Whoever becomes the 45th president of the United States will inherit a monumental problem demanding immediate action – the federal budget’s entitlement spending problem. Today, mandatory spending – which includes Social Security, Medicare and Medicaid programs plus interest payments on the federal debt, which is largely driven by spending on those three programs – accounts for nearly 70 percent of the budget.

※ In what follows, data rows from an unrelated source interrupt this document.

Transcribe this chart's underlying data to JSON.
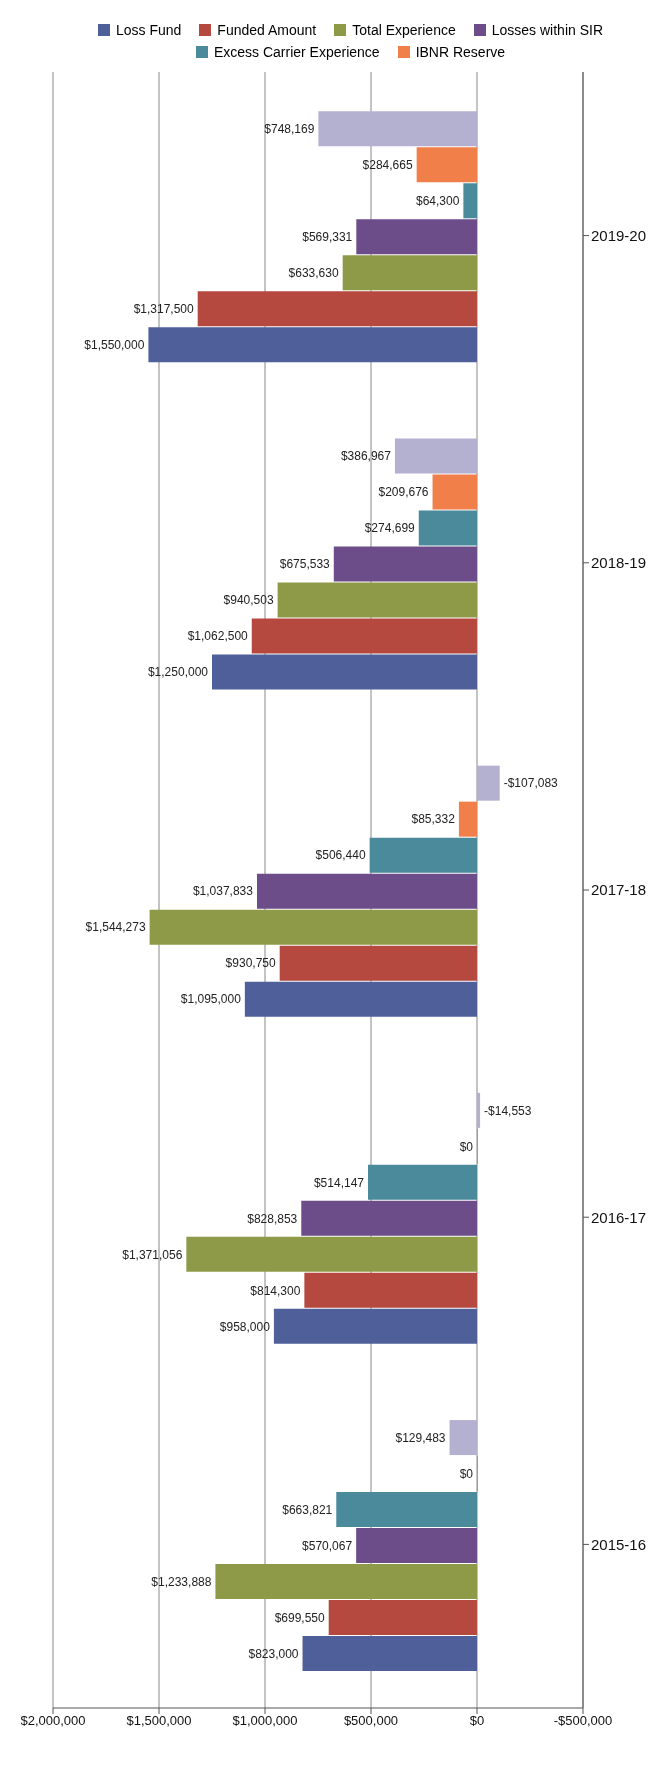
{
  "chart_data": {
    "type": "bar",
    "orientation": "horizontal",
    "categories": [
      "2019-20",
      "2018-19",
      "2017-18",
      "2016-17",
      "2015-16"
    ],
    "series": [
      {
        "name": "Loss Fund",
        "color": "#4f5f9a",
        "values": [
          1550000,
          1250000,
          1095000,
          958000,
          823000
        ],
        "value_labels": [
          "$1,550,000",
          "$1,250,000",
          "$1,095,000",
          "$958,000",
          "$823,000"
        ]
      },
      {
        "name": "Funded Amount",
        "color": "#b5483f",
        "values": [
          1317500,
          1062500,
          930750,
          814300,
          699550
        ],
        "value_labels": [
          "$1,317,500",
          "$1,062,500",
          "$930,750",
          "$814,300",
          "$699,550"
        ]
      },
      {
        "name": "Total Experience",
        "color": "#8f9a48",
        "values": [
          633630,
          940503,
          1544273,
          1371056,
          1233888
        ],
        "value_labels": [
          "$633,630",
          "$940,503",
          "$1,544,273",
          "$1,371,056",
          "$1,233,888"
        ]
      },
      {
        "name": "Losses within SIR",
        "color": "#6d4c8a",
        "values": [
          569331,
          675533,
          1037833,
          828853,
          570067
        ],
        "value_labels": [
          "$569,331",
          "$675,533",
          "$1,037,833",
          "$828,853",
          "$570,067"
        ]
      },
      {
        "name": "Excess Carrier Experience",
        "color": "#4b8a9b",
        "values": [
          64300,
          274699,
          506440,
          514147,
          663821
        ],
        "value_labels": [
          "$64,300",
          "$274,699",
          "$506,440",
          "$514,147",
          "$663,821"
        ]
      },
      {
        "name": "IBNR Reserve",
        "color": "#f07f4a",
        "values": [
          284665,
          209676,
          85332,
          0,
          0
        ],
        "value_labels": [
          "$284,665",
          "$209,676",
          "$85,332",
          "$0",
          "$0"
        ]
      },
      {
        "color": "#b4b0d0",
        "values": [
          748169,
          386967,
          -107083,
          -14553,
          129483
        ],
        "value_labels": [
          "$748,169",
          "$386,967",
          "-$107,083",
          "-$14,553",
          "$129,483"
        ]
      }
    ],
    "xlim": [
      2000000,
      -500000
    ],
    "xticks": [
      {
        "value": 2000000,
        "label": "$2,000,000"
      },
      {
        "value": 1500000,
        "label": "$1,500,000"
      },
      {
        "value": 1000000,
        "label": "$1,000,000"
      },
      {
        "value": 500000,
        "label": "$500,000"
      },
      {
        "value": 0,
        "label": "$0"
      },
      {
        "value": -500000,
        "label": "-$500,000"
      }
    ],
    "grid": "x",
    "legend": "top"
  }
}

And this spending is projected to grow to 92 percent in 10 years, consuming almost the entire federal budget.
If we continue on this path, by 2025, the federal government will have only 8 percent of its total revenue to spend on everything else, including initiatives such as the military (the bulk of the funding for which falls under discretionary spending), scientific research, education programs and transportation repairs, not to mention paying 2.7 million federal employees.
This fiscal nightmare becomes increasingly alarming when you consider that it would cost an economy-crushing $40 trillion to make Social Security and Medicare solvent as they exist now for the next 75 years. That would bankrupt the country. None of the major entitlement programs for seniors are projected to be financially solvent 20 years from now.
The inescapable truth here is that without reform, the federal budget situation will soon require either crippling new taxes or painful benefit cuts in the programs, or both. We can avoid both of these scenarios, but only if we act now.
What I expect to see from POTUS 45 is true leadership, defined by a willingness to confront the real problems facing the country and acting decisively to address them.
I applaud the efforts of the U.S. Chamber of Commerce, which has long been sounding the alarm about this very real threat to our country’s economy and to our safety net for seniors. There are steps that can be taken now to ensure our country’s fiscal stability.
We have nothing to fear from carefully crafted, phased-in adjustments to our entitlement programs. We can and must reform entitlements without baseline cuts and without breaking our commitment to seniors, people with disabilities and the poor.
We have no choice but to make these changes in the face of compelling financial and demographic realities.
There are forces in Washington content to maintain the status quo. But the status quo won’t protect our safety net programs – it guarantees their insolvency. The biggest threat to Medicare, Social Security, our individual prosperity and our country’s economic dominance is doing nothing. And that is unacceptable.